Friday, May 27, 2011
Roto Visage-Where The Mandrakes Grow
Another album of skincrawling death ambient shrouded in mystery from Autumn Winds, Where The Mandrakes Grow appears to be the first actual cd from the Cali artist Jason Popejoy, who records his hellish ambient landscapes under the name Roto Visage. Prior to this, Roto Visage has cranked out a pretty sizeable catalog of releases both in the realm of digital-only Mp3 downloads that have circulated throughout the net, and small-edition CDR titles on labels like Beast Of Prey and Bone Structure.

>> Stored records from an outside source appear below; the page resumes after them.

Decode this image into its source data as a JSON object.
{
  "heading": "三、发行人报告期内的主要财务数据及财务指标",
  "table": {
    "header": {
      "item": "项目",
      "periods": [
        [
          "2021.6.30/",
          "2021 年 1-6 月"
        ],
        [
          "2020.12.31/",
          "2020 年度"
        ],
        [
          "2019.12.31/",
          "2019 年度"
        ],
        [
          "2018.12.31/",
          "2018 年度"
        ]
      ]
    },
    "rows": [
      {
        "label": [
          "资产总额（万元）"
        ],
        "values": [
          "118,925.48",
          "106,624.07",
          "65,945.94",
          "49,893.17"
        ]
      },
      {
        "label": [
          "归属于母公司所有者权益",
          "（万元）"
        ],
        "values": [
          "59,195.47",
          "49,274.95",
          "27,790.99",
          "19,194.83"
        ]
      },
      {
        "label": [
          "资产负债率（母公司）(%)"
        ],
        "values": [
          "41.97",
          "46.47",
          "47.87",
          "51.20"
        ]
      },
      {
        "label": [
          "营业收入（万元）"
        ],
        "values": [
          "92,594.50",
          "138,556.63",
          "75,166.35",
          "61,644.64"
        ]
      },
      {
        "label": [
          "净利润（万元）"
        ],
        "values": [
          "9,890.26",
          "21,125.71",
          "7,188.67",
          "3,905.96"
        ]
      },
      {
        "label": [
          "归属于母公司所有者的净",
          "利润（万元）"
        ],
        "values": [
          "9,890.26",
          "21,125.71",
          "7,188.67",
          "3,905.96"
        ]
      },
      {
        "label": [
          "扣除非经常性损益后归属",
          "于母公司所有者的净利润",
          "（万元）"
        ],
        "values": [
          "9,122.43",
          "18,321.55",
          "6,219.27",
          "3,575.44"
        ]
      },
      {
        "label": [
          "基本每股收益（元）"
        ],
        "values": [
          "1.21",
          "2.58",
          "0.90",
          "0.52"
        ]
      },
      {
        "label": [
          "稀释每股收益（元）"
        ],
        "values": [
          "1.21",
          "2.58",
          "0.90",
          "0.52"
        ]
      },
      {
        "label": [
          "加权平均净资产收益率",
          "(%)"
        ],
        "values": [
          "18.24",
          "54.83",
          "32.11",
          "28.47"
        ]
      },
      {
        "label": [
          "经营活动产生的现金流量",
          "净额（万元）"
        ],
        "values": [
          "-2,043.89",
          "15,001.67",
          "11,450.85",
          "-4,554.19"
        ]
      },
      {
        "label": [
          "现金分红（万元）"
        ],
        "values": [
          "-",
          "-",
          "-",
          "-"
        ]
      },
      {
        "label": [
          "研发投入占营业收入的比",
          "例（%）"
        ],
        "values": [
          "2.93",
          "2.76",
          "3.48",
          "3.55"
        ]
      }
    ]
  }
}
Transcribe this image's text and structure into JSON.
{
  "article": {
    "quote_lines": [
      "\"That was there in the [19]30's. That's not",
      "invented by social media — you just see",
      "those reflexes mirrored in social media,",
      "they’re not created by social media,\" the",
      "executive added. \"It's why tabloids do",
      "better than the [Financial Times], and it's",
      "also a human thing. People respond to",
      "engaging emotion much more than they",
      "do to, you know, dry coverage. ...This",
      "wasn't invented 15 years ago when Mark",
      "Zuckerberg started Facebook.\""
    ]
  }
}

I haven't heard any of his earlier recordings yet, but Where The Mandrakes Grow shows this guy to be a skilled architect of deeply disturbing, often downright frightening death ambience. The disc comes in a posh six-panel digipack that has some really wild photo-collage artwork from Anastasia Sarandou that looks like a mix of Lynchian surrealism and Clive Barker's flesh-rending visions, and which sets the stage for the nightmare sonics that come pouring off of this album once it starts. There are eight tracks, most averaging around six minutes but with a few epics reaching twelve or more minutes in length, and each documents a descent into a stygian underworld of sound filled with massive cavernous rumblings, crushing distorted klaxon blasts that are so heavy they almost sound like metallic powerchords grinding in the distance, seriously creepy spoken word parts that are delivered either by a demonic raspy whisper or a slurred moan, as if the speaker is lost in a trance-state. There's a definite Lustmord feel to much of this, but Popejoy brings his own unique language of dread to the pieces, incorporating grinding industrial loops buried under miles of metallic shimmer, fragments of haunting orchestral melody, recordings of footsteps or something heavy echoing through endless corridors, washes of pitch-black cosmic synthesizer, and samples of someone frantically gasping for air, the latter appearing in a couple of spots and which ties in to the themes of auto-erotic asphyxiation that are part of the concept behind these recordings. It's an intensely unsettling album that nevertheless reveals moments of stunning sonic beauty from within the drifting black shadows and terrifying sound events that populate these soundscapes. Fans of the really dark ambient/industrial stuff like Yen Pox, Lustmord, R|A|A|N, the Aural hypnox school of ritualistic black drift, Megaptera and Inanna will love this. Mastered by ambient master Robert Rich, and limited to 1,000 copies.